On good days, which became a rarity I would try to see all the good that had happened in my life, which honestly when I am not focused on the darkness was actually ABSOLUTELY AWESOME. (I AM SUPERHUMANISH LOL). The question “how are you?” would always come with the big lie of I am fine as my answer. I WASNT FINE.
On one of my morning drives to work in January, I was sitting listening to this guy on my stereo, and he was talking about this book called ‘365 days with Jesus” began to read it THAT BOOK SAVED MY LIFE
My morning routine used to be, wake up, search for my phone and rush to instagram, compare my life with other peoples life’s and then go ahead to feel sorry for myself, go into the bathroom get on the scale and see i had amassed another pound or even three.
Anyways I got my book and at first I would read it just because, and then gradually as the days would go by, I started to take it more seriously and relate the message to my everyday life. Someone told me about “open heavens” and I got that too and believe me slowly but surely i am beginning to climb out of that darkness. I wake up every morning with my bible by my side, feeling expectant for the message of the day.

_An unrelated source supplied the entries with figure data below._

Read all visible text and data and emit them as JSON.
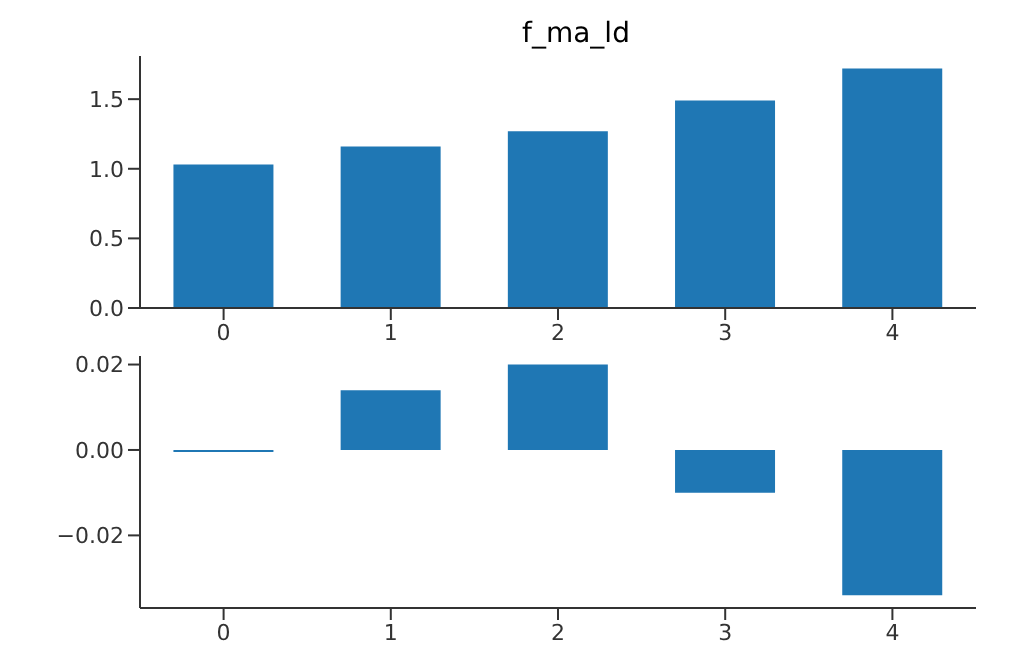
{
  "chart_data": [
    {
      "type": "bar",
      "title": "f_ma_ld",
      "categories": [
        "0",
        "1",
        "2",
        "3",
        "4"
      ],
      "values": [
        1.03,
        1.16,
        1.27,
        1.49,
        1.72
      ],
      "color": "#1f77b4",
      "ylim": [
        0,
        1.81
      ],
      "yticks": [
        {
          "value": 0,
          "label": "0.0"
        },
        {
          "value": 0.5,
          "label": "0.5"
        },
        {
          "value": 1,
          "label": "1.0"
        },
        {
          "value": 1.5,
          "label": "1.5"
        }
      ],
      "grid": false
    },
    {
      "type": "bar",
      "categories": [
        "0",
        "1",
        "2",
        "3",
        "4"
      ],
      "values": [
        -0.0005,
        0.014,
        0.02,
        -0.01,
        -0.034
      ],
      "color": "#1f77b4",
      "ylim": [
        -0.037,
        0.022
      ],
      "yticks": [
        {
          "value": -0.02,
          "label": "−0.02"
        },
        {
          "value": 0,
          "label": "0.00"
        },
        {
          "value": 0.02,
          "label": "0.02"
        }
      ],
      "grid": false
    }
  ]
}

On Sunday, Bishop TD Jakes, preached the message, ‘process to progress” He ended that message by saying that God was getting ready to turn “MY’ situation around. I can’t explain how exhilarating it was, I took the word and believed it.
Now, why am i sharing this very vulnerable part of my life with you? Is it because I want some negative Nancy to jump on here and judge me? Or I need someone to feel sorry for me? Thank you in advance, I do not need anyone feeling sorry for me I have had 5 treacherous months to do that and I am DONE!

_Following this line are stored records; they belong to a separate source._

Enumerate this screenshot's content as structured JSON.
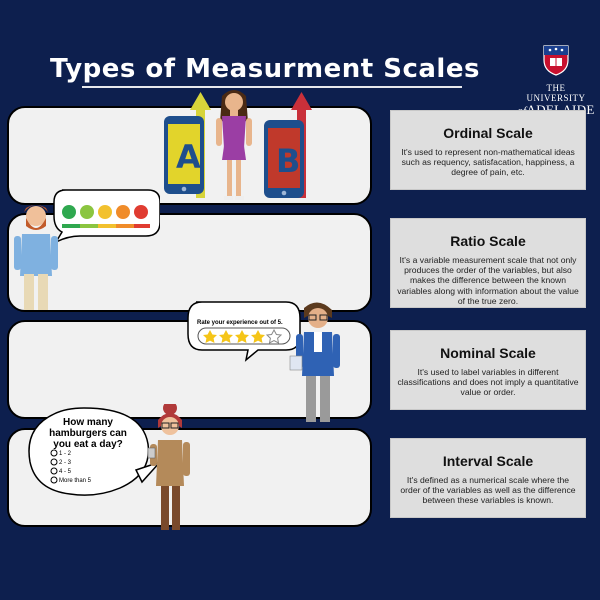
{
  "title": "Types of Measurment Scales",
  "logo": {
    "line1": "THE UNIVERSITY",
    "line2_prefix": "of",
    "line2_name": "ADELAIDE"
  },
  "panel1": {
    "letter_a": "A",
    "letter_b": "B"
  },
  "panel3": {
    "bubble_text": "Rate your experience out of 5.",
    "stars_filled": 4,
    "stars_total": 5
  },
  "panel4": {
    "question_line1": "How many",
    "question_line2": "hamburgers can",
    "question_line3": "you eat a day?",
    "options": [
      "1 - 2",
      "2 - 3",
      "4 - 5",
      "More than 5"
    ]
  },
  "cards": [
    {
      "title": "Ordinal Scale",
      "body": "It's used to represent non-mathematical ideas such as requency, satisfacation, happiness, a degree of pain, etc."
    },
    {
      "title": "Ratio Scale",
      "body": "It's a variable measurement scale that not only produces the order of the variables, but also makes the difference between the known variables along with information about the value of the true zero."
    },
    {
      "title": "Nominal Scale",
      "body": "It's used to label variables in different classifications and does not imply a quantitative value or order."
    },
    {
      "title": "Interval Scale",
      "body": "It's defined as a numerical scale where the order of the variables as well as the difference between these variables is known."
    }
  ],
  "colors": {
    "background": "#0d1f4e",
    "panel": "#f1f1f1",
    "card": "#dedede",
    "phone_a": "#1e4e8c",
    "phone_b": "#c0392b",
    "arrow_yellow": "#d7d43a",
    "arrow_red": "#c9303a"
  },
  "icons": [
    "university-crest-icon",
    "phone-icon",
    "arrow-up-icon",
    "emoji-rating-icon",
    "star-icon"
  ]
}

It is to encourage someone. I still struggle daily. I went to bed last night a little anxious and I got up this morning and one of my bible readings for the day was ‘Habakkuk 2;3’ That was all I needed to go on my merry way.
As regards my weight loss, last time i checked, I am down to 283 llbs. I am back in the gym and putting in Werk. I wasn’t really worried about the weight gain, because I have that ONLOCK, I know exactly what to do to get the weight down, although its frustrating to start all over again.

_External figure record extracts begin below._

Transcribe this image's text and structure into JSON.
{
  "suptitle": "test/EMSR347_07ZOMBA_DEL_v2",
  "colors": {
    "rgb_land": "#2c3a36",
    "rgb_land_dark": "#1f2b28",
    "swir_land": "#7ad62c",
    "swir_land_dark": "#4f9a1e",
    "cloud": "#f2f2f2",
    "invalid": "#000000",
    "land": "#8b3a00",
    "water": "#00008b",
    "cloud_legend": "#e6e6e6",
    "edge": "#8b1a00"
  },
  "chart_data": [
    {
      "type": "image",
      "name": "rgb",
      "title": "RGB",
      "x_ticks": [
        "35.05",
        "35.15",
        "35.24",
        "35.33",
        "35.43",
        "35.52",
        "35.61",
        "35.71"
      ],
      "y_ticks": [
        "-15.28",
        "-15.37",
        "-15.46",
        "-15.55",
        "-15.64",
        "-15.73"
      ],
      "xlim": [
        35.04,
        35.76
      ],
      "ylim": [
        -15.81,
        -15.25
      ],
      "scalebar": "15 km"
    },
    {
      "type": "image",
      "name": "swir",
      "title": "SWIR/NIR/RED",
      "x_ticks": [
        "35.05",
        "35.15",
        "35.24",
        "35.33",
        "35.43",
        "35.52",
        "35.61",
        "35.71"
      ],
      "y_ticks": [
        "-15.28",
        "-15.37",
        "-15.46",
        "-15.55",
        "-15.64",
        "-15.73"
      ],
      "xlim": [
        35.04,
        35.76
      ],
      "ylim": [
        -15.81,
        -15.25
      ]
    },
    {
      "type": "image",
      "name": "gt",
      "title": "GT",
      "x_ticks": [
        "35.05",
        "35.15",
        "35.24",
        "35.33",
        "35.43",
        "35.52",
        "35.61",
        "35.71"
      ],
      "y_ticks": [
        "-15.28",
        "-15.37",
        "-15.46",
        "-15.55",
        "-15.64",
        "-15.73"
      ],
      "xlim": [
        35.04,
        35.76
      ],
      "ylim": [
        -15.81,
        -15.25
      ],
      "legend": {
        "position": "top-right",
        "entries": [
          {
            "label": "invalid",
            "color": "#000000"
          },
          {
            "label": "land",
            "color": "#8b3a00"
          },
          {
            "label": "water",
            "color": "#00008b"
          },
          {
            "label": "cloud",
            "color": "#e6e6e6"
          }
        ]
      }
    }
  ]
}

Anytime I feel like slipping up i get up and speak Gods words back to him “Godfessions’ Father u said man shall not live by bread alone right? You gat to come and take this demonic craving for cinnamon pretzels away (Those things can make me commit sin) and believe it or NOT, he comes and makes my butternut squash soup taste like ice cream. LOL.
This blog was my outlet when I first started this journey, where I could come and rant and laugh and cry about good and bad , so i am back people , am going to take you on this whirlwind with me, through and through.
I am going to leave you with this message, “ WHEN YOU ARE DOWN TO NOTHING, ALWAYS REMEMBER GOD IS UP TO SOMETHING, TAKE IT AND LEAVE IT AT GODS FEET.